Das Sekretariat hörte sie kommen, wie an jedem Vormittag um zehn Uhr. Die eiserne Wendeltreppe kündigte sie kräftig an, das Poltern setzte sieh mit Erfolg gegen den Betriebslärm durch: Prokurist Leitschuh, der dem weißblonden Fräulein Nebel einen Brief diktierte, unterbrach nicht seine Beschäftigung, sondern trat nur einen kleinen Schritt von der jungen Dame zurück; denn er stand ihr sehr nahe. Noch war alles wie an jedem Tag, auf das Gepolter folgte der gehörige Schlag auf die Türklinke des Vorraums – und nun mußte man die Tür zuschlagen hören; denn Frau Vio, im Schwung, hielt sich nicht mit Türen auf, die erste Tür flog zu, die zweite Tür, zu ihrem Büro, flog auf, und zumeist dann, zwischen Türknall und Klinkenschlag, über allen Ankunftslärm hinweg, ertönte schon ihre dunkle und starke Stimme mit dem Kommando des Namens, entweder »Leitschuh« oder »Nebel«!

Herr Leitschuh und Fräulein Nebel schauten auf, die Arbeit unterbrechend, und beide blickten auf die Wand aus geripptem, undurchsichtigem Glas, die das Sekretariat vom Vorzimmer des Privatbüros trennte. Denn die erste Tür war nicht zugeschlagen worden, man hörte plötzlich nichts mehr von Frau Vio – es war ungewöhnlich. Herr Leitschuh hüstelte. »Wo waren wir stehen geblieben, Fräulein Nebel?« fragte er, und nannte sie nicht beim Vornamen, wie sonst.

Frau Vios täglicher und vernehmlicher Schwung brach heute also im Vorraum ab, in der offenen Tür, deren Klinke sie noch in der Hand hielt; und es schien ganz so, als sei sie sich der Stockung wenig bewußt. Sie stand da und lauschte, über der Wurzel ihrer kurzen geraden Nase erschienen zwei angestrengte Falten und ihre schrägen Augen schlossen sich auf einen Spalt. Sie war keine Lauscherin, sie hatte weder Lust noch Begabung dazu, sie trat ja fest auf und machte kein Hehl aus sich – sie hielt auch niemals mit ihrem Urteil über Lauscher und Schleicher hinter dem Berg und gefiel sich in etwas übertriebenen Maximen wie in dieser: daß ihr ein saftiger und krachender Sünder sehr viel lieber sei als ein sanfter frommer Fridolin auf Gummisohlen (eine Sentenz, die sie möglicherweise ihrer Zusammenarbeit mit Herrn Leitschuh unterlegte). Es gab nun auch für eine Lauscherin in der Tür zum Bürovorraum nichts zu erfahren; denn hier überschwemmte die Lärmwoge, die dauerhaft aus der Schalterhalle hereinschlug, jede Äußerung der einzelnen Menschen und selbst die unangenehme Stimme des nebenan diktierenden Prokuristen. Also lauschte die Frau auf den Geschäftslärm, den sie doch kannte wie kein anderer und in dem sie lebte, täglich von zehn bis zwölf und von vier bis fünf, und der ihr in den Ohren saß, wenn sie nachts nicht einschlafen konnte (nun, das geschah nicht oft, es geschah zum Beispiel gestern abend und war vielleicht eine Bosheit des überlasteten Magens, der ihr so die Freude am guten Essen und Trinken heimzahlte) – also war es nur das Rauschen des Betriebes, das sie abhörte, aus plötzlichem Kontrollbedürfnis?

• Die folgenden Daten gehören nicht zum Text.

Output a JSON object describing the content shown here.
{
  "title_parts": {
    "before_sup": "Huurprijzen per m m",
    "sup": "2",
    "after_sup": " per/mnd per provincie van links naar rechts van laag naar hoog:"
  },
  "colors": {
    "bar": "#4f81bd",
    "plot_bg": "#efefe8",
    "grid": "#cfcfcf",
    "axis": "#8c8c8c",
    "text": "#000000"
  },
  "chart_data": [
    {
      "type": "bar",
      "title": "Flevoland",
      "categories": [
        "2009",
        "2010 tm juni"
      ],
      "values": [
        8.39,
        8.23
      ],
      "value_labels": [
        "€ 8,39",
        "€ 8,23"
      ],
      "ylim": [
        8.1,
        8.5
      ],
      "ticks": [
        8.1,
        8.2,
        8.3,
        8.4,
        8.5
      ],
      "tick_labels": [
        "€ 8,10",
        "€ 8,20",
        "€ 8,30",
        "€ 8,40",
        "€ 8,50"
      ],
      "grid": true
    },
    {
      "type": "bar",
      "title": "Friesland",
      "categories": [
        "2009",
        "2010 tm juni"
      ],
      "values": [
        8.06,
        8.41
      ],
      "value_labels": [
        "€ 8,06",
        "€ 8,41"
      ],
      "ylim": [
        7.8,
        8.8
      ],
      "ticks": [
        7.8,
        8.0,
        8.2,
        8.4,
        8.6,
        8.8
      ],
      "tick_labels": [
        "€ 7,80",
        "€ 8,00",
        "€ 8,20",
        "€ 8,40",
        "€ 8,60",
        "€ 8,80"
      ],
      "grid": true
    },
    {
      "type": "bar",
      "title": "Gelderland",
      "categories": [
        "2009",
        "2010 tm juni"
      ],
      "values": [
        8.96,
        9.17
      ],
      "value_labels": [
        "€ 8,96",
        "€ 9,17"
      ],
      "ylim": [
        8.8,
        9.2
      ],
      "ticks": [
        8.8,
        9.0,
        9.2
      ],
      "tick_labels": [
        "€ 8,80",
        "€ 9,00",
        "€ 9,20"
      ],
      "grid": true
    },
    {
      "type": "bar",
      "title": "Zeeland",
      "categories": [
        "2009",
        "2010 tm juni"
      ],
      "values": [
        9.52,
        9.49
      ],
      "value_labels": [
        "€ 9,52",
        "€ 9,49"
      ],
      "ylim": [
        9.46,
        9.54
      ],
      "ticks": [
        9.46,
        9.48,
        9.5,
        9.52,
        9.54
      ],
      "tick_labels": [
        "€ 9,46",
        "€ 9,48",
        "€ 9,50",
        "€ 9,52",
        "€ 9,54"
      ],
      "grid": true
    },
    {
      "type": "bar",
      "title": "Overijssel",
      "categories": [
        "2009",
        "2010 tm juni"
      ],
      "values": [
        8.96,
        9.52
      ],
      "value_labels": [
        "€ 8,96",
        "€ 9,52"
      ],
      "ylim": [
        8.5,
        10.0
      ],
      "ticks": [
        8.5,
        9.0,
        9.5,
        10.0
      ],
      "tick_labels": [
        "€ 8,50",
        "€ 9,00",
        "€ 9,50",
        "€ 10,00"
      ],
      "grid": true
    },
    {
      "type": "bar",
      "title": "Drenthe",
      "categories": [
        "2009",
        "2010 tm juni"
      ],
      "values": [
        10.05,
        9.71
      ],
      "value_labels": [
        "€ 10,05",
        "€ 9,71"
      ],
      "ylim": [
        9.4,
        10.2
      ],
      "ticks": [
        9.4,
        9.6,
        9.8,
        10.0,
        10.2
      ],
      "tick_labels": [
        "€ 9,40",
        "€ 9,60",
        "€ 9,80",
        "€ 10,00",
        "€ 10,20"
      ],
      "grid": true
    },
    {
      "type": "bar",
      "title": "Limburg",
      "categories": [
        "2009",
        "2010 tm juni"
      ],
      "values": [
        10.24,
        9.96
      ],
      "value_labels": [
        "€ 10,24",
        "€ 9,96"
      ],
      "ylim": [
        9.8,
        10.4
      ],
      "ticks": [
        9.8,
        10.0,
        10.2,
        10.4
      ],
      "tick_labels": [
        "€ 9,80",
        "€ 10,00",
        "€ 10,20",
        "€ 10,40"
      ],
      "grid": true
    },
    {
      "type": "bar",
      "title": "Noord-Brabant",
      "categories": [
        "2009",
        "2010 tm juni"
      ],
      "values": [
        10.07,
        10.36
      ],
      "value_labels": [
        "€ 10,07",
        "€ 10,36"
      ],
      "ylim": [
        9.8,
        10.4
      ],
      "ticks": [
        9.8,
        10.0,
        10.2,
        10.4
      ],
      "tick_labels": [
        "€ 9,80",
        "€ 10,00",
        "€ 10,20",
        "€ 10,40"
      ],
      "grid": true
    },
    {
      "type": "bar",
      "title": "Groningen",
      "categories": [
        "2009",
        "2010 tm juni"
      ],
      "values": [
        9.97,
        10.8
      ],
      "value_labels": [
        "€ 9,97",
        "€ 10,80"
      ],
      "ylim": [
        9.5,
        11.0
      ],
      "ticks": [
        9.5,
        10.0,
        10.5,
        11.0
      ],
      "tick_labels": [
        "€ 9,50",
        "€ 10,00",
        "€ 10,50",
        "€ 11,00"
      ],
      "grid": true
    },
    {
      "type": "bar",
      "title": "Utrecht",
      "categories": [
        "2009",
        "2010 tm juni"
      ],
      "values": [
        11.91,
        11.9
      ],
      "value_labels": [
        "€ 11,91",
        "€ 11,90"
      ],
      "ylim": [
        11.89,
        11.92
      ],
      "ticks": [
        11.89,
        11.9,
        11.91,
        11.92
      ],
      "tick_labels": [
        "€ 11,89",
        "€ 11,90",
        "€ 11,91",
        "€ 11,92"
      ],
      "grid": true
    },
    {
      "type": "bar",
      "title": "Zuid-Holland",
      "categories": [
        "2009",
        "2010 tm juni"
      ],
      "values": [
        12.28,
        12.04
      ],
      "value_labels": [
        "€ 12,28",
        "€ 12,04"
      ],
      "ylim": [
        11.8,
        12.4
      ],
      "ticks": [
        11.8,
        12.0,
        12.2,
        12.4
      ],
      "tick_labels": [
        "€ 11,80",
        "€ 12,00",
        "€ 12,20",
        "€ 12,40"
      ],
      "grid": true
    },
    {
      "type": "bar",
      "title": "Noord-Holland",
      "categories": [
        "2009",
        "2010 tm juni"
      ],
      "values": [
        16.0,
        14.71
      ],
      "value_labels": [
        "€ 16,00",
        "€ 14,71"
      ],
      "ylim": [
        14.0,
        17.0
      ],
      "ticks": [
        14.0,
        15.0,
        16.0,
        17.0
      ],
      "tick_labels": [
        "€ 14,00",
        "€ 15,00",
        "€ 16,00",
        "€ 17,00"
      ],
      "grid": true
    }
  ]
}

Die Menschen schieben sich in einer bestimmten Richtung und die Töne sind verworren, sie reden, lachen, sie schimpfen vielleicht auch und fordern die Stimmen der Aufsichtspersonen heraus, die mit ihren Anweisungen und Ermahnungen, mit ihren immergleichen Berufsworten über dem Tongeschwirr schweben: »In der Reihe bleiben! – Nicht drängeln! – Nach der Einlage zu den Zinsschaltern!« –; da man die Worte kennt, vermag man sie herauszuhören – und über dem quirlenden Chor der Wortgeräusche und der betriebstechnischen Kehrreime zucken die hellen scharfen Zahlen der Nummernausrufer.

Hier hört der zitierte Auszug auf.